BetRivers launched five months ago

Delaware bill seeking to allow multiple sports betting vendors, challenging BetRiver's exclusive contract

Reading time 2:12 min

Delaware's sports betting market would transform under a new bill filed by State Representative Frank Cooke (D-New Castle), which seeks to allow multiple vendors to operate within the state. The proposal challenges the current exclusive contract with the BetRivers app.

The contract with BetRivers, made by the Delaware Lottery Office in August 2023, was signed before the Internet Sports Lottery Legislative Working Group was able to deliver its final report. This group, upon completion of its study, recommended for the state to permit up to six mobile sports betting operators, a move that Cooke's legislation aims to codify.

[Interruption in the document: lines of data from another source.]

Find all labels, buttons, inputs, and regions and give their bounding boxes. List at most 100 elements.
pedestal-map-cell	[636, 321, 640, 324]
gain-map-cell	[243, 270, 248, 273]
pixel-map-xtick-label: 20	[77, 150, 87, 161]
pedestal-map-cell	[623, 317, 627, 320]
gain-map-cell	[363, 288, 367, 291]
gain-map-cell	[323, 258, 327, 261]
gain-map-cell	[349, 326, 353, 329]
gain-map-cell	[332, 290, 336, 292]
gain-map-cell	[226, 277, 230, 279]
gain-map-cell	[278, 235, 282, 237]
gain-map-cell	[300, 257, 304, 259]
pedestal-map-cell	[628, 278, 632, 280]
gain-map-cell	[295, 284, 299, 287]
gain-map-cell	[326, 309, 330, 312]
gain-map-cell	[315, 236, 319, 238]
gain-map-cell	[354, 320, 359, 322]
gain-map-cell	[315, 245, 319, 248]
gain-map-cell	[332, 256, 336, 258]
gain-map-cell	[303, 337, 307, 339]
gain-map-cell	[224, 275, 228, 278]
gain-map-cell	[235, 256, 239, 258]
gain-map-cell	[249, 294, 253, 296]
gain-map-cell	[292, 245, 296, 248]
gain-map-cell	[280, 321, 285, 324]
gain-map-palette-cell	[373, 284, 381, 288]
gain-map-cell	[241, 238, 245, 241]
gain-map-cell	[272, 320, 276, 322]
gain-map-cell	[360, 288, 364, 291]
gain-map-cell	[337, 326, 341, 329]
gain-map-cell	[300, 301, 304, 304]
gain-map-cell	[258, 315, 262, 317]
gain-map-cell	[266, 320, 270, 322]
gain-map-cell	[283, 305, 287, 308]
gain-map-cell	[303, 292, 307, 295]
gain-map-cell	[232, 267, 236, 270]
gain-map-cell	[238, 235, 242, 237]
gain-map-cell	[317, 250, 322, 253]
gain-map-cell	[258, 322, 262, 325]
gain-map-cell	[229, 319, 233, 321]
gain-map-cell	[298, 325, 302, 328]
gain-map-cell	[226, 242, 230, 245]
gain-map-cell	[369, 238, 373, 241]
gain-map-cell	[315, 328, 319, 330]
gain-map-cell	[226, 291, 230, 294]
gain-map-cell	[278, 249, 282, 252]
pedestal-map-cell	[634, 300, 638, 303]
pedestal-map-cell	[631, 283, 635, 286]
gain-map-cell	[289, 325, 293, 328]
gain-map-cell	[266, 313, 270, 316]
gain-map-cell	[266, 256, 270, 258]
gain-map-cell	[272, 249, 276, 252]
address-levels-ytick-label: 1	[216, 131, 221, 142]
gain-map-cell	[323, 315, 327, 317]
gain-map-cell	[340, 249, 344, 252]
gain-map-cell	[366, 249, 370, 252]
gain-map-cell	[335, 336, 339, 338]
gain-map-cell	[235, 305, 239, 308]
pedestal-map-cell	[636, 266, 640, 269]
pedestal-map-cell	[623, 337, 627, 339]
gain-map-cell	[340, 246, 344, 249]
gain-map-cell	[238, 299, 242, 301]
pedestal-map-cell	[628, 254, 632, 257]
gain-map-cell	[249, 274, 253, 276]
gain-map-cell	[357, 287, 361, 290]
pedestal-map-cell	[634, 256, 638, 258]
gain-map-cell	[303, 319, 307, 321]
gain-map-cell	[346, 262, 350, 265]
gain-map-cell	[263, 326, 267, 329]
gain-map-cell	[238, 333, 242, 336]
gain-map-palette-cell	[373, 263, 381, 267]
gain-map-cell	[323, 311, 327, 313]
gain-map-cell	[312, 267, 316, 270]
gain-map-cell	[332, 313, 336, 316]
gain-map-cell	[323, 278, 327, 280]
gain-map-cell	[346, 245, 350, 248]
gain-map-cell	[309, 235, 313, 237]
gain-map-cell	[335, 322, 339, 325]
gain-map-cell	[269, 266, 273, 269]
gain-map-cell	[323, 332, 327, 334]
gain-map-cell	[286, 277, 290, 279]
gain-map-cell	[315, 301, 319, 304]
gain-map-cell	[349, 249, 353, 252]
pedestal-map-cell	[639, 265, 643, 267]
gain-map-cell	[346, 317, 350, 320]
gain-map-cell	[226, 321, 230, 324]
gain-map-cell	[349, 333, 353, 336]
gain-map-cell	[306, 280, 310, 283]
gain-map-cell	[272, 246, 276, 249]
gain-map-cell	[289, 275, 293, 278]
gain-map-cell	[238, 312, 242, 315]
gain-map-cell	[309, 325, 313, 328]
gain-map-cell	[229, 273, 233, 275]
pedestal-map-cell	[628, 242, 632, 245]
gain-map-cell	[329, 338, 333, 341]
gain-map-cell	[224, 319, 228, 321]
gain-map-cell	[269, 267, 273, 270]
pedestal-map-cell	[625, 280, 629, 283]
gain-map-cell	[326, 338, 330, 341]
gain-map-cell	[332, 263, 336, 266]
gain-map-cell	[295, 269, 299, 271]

"This legislation will produce revenue for the state and assure that Delaware's lottery office remains competitive with our neighboring states," said Cooke. He highlighted the consumer demand for a variety of operators, noting that many Delaware residents currently venture into neighboring states to access their preferred mobile platforms.

Although the bill's sponsor and advocates argue a competitive sports market will ultimately be more profitable for the state, the current fiscal note estimates the state will lose approximately $3 million in revenue annually, reports Delaware Public Media.

The proposal would require operators to provide the state with 18% of their revenue, while BetRivers is estimated to pay around 40% of revenues that go into the General Fund. However, the fiscal note does not factor in one-time revenue from the $500,000 license fee each vendor would be required to pay for a 5-year license.

Adam Marchuk, representing Rush Street Interactive, the parent company of BetRivers, defended the current single-operator model. "We are on pace to meet and exceed all projections for the Delaware online sports betting market this year and for years to come," Marchuk asserted.

"If the market is the same size, the state unquestionably makes more revenue — generates more revenue — under the single operator model, as reflected in the fiscal note," Marchuk added, arguing that the app has only been operational for almost five months and that the sole contract remains the most profitable option for Delaware.

He highlighted the substantial revenue generated for the state, which amounts to roughly 58% of gross gaming revenue, distributed to various sectors including the General Fund, horse racing industry, and problem gambling support.

Despite arguments in favor of the existing model, proponents of the bill contend that Delaware is missing out on potential revenue due to the limited brand recognition of BetRivers. Mike Ventre, a representative from FanDuel, cited significant demand for alternative platforms among Delaware residents. "In the month of March alone, there were 600,000 attempts to log into the FanDuel app in the state of Delaware," he said.

House Speaker Valerie Longhurst (D-Bear) expressed skepticism regarding the projected fiscal loss, suggesting a reevaluation of the fiscal estimates. "I just have a hard time believing that we would be losing money," Longhurst stated.

House Minority Leader Mike Ramone (R-Pike Creek South) has raised concerns about potential legal challenges from Rush Street Interactive if the bill were to go through. Meanwhile, representatives from rival operators BetMGM and DraftKings have voiced support for the proposed legislation.

Following deliberations, the bill was released from the House Administration Committee, with members urging further negotiations among stakeholders before its presentation to the House floor.